Probability random sampling of massive data-reservoir Algorithm

Source: Internet
Author: User

The problem originated from Question 10 in programming Pearl column 12, which is described as follows:

How cocould you select one of N objects at random, where you see the objects sequentially but you do not know the value of N beforehand? For concreteness, how wocould you read a text file, and select and print one random line, when you don't know the number of lines in advance?

The problem definition can be simplified as follows: How to randomly extract a row from a file without knowing the total number of objects?

First of all, do we have similar questions? Of course, when we know the number of file lines, we can easily use the rand function of the C Runtime Library to randomly obtain the number of rows, so as to randomly retrieve a row. However, the current situation is that the number of rows is unknown. How can this problem be solved? We need a concept to help us make our conjecture so that the probability of each row is equal, that is, random. This concept is reservoir sampling ).

With this concept, we have a solution: Define the retrieved row number as choice, and take the first row as the row choice for the first time, then, the second time, with a 1/2 probability, determines whether to replace choice with the second line, and the third time, with a 1/3 probability, determines whether to replace choice with the third line ......, And so on.

This method is ingenious because a method is successfully constructed to prove that the probability of each row is 1/N (where N is the number of files scanned currently ), in other words, the probability of each row is equal, that is, the random selection is completed.

Looking back at this issue, we can expand it,That is, how to randomly retrieve K numbers from an unknown or large sample space?

By analogy, we can get the answer: Put the first K number into the reservoir. For k + 1, we will decide whether to change it into the reservoir by K/(k + 1) probability, during the change, a random replacement item is selected as the replacement item. This will continue. For any sample space N, the probability of selecting each number is k/n. That is to say, the probability of selecting each number is equal.

For more information, see [1].

 

Reference

[1] reservoir sampling-reservoir sample http://www.cnblogs.com/HappyAngel/archive/2011/02/07/1949762.html

Contact Us

The content source of this page is from Internet, which doesn't represent Alibaba Cloud's opinion; products and services mentioned on that page don't have any relationship with Alibaba Cloud.
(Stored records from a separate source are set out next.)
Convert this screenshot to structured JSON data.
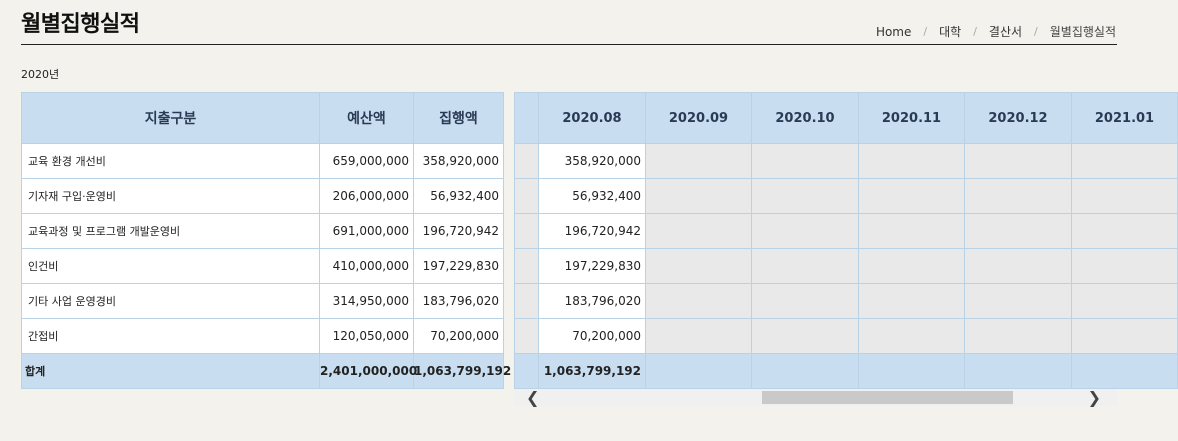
{
  "page": {
    "title": "월별집행실적",
    "breadcrumb": [
      "Home",
      "대학",
      "결산서",
      "월별집행실적"
    ],
    "year": "2020년"
  },
  "fixed_table": {
    "headers": [
      "지출구분",
      "예산액",
      "집행액"
    ],
    "rows": [
      [
        "교육 환경 개선비",
        "659,000,000",
        "358,920,000"
      ],
      [
        "기자재 구입·운영비",
        "206,000,000",
        "56,932,400"
      ],
      [
        "교육과정 및 프로그램 개발운영비",
        "691,000,000",
        "196,720,942"
      ],
      [
        "인건비",
        "410,000,000",
        "197,229,830"
      ],
      [
        "기타 사업 운영경비",
        "314,950,000",
        "183,796,020"
      ],
      [
        "간접비",
        "120,050,000",
        "70,200,000"
      ]
    ],
    "total": [
      "합계",
      "2,401,000,000",
      "1,063,799,192"
    ]
  },
  "monthly_table": {
    "headers": [
      "2020.08",
      "2020.09",
      "2020.10",
      "2020.11",
      "2020.12",
      "2021.01"
    ],
    "rows": [
      [
        "358,920,000",
        "",
        "",
        "",
        "",
        ""
      ],
      [
        "56,932,400",
        "",
        "",
        "",
        "",
        ""
      ],
      [
        "196,720,942",
        "",
        "",
        "",
        "",
        ""
      ],
      [
        "197,229,830",
        "",
        "",
        "",
        "",
        ""
      ],
      [
        "183,796,020",
        "",
        "",
        "",
        "",
        ""
      ],
      [
        "70,200,000",
        "",
        "",
        "",
        "",
        ""
      ]
    ],
    "total": [
      "1,063,799,192",
      "",
      "",
      "",
      "",
      ""
    ]
  },
  "scrollbar": {
    "left_icon": "chevron-left-icon",
    "right_icon": "chevron-right-icon"
  },
  "colors": {
    "header_bg": "#c8ddef",
    "border": "#b9d2e6",
    "empty_cell": "#e9e9e9",
    "page_bg": "#f3f2ec"
  }
}
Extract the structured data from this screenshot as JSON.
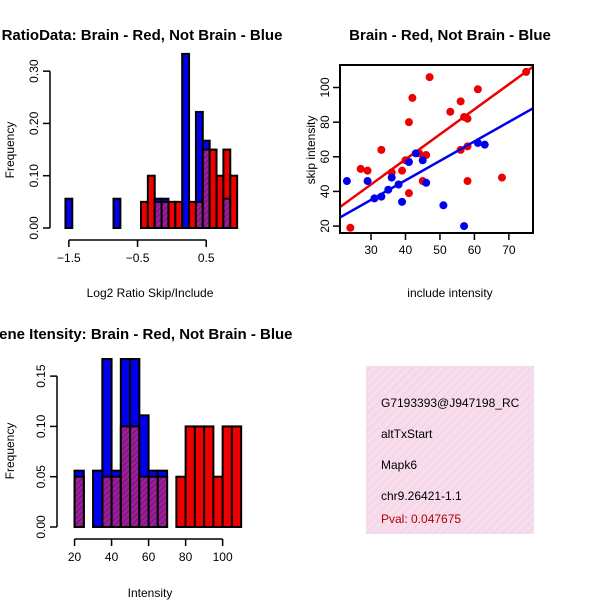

If the content of the page makes you feel confusing, please write us an email, we will handle the problem within 5 days after receiving your email.

If you find any instances of plagiarism from the community, please send an email to: info-contact@alibabacloud.com and provide relevant evidence. A staff member will contact you within 5 working days.

A Free Trial That Lets You Build Big!

Start building with 50+ products and up to 12 months usage for Elastic Compute Service

  • Sales Support

    1 on 1 presale consultation

  • After-Sales Support

    24/7 Technical Support 6 Free Tickets per Quarter Faster Response

  • Alibaba Cloud offers highly flexible support services tailored to meet your exact needs.